Fully scalable video compression with sample-adaptive lifting and overlapped block motion

Abstract

Motion compensated temporal lifting is a highly effective means for exploiting motion in wavelet-based video compression algorithms. One way to achieve both spatial and temporal scalability attributes is to apply a conventional spatial DWT to an initial set of temporal subbands. This t+2D paradigm may be reversed, performing the spatial transform first and temporally transforming its spatial subbands. In this paper, we show how the two paradigms can be bridged by a family of motion compensation operators. Different members of this family have different implications for compression efficiency and for artifacts which can appear at reduced resolutions.
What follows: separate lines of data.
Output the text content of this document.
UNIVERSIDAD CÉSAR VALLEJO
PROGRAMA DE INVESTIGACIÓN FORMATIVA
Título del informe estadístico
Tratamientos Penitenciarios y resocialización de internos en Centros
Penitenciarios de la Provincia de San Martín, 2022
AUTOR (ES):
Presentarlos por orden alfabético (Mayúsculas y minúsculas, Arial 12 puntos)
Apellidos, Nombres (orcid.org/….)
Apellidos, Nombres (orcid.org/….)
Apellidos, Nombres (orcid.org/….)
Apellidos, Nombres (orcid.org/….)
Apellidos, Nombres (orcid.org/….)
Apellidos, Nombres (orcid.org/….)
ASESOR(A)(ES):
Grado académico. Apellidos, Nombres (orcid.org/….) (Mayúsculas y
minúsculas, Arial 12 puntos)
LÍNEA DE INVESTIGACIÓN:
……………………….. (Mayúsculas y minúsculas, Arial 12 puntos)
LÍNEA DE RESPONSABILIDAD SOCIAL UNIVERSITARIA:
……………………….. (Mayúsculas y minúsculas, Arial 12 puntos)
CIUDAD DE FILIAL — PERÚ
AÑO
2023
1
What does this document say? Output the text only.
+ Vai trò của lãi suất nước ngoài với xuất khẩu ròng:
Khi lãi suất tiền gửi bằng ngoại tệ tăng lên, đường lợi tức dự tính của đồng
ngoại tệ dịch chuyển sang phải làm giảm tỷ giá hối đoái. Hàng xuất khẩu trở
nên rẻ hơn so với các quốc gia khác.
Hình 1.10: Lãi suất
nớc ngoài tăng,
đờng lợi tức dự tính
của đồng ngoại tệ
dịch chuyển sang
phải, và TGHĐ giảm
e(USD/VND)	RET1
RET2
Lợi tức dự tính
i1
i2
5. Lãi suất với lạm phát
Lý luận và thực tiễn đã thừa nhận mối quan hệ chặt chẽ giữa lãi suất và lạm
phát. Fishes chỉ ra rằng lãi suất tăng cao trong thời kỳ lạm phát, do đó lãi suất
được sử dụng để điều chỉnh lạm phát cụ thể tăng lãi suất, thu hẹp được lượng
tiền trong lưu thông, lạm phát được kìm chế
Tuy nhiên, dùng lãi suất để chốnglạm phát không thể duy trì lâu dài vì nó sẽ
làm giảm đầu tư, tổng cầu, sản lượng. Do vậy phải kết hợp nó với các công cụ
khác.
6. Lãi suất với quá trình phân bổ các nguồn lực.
We show how the vector motion compensation operators can be adaptively selected so as to achieve high compression efficiency, while simultaneously suppressing artifacts which might otherwise occur during scaling. The vector motion compensation paradigm provides an efficient framework for in-band block-based motion modeling, which suppresses the appearance of blocking artifacts. The proposed adaptive motion compensation operators have an added advantage in automatically selecting between different resolution-dependent motion models, so as to maximize energy compaction while avoiding the appearance of artifacts at reduced resolutions. Resolution-dependent motion models extend the useful range of bit-rate scalability over many orders of magnitude.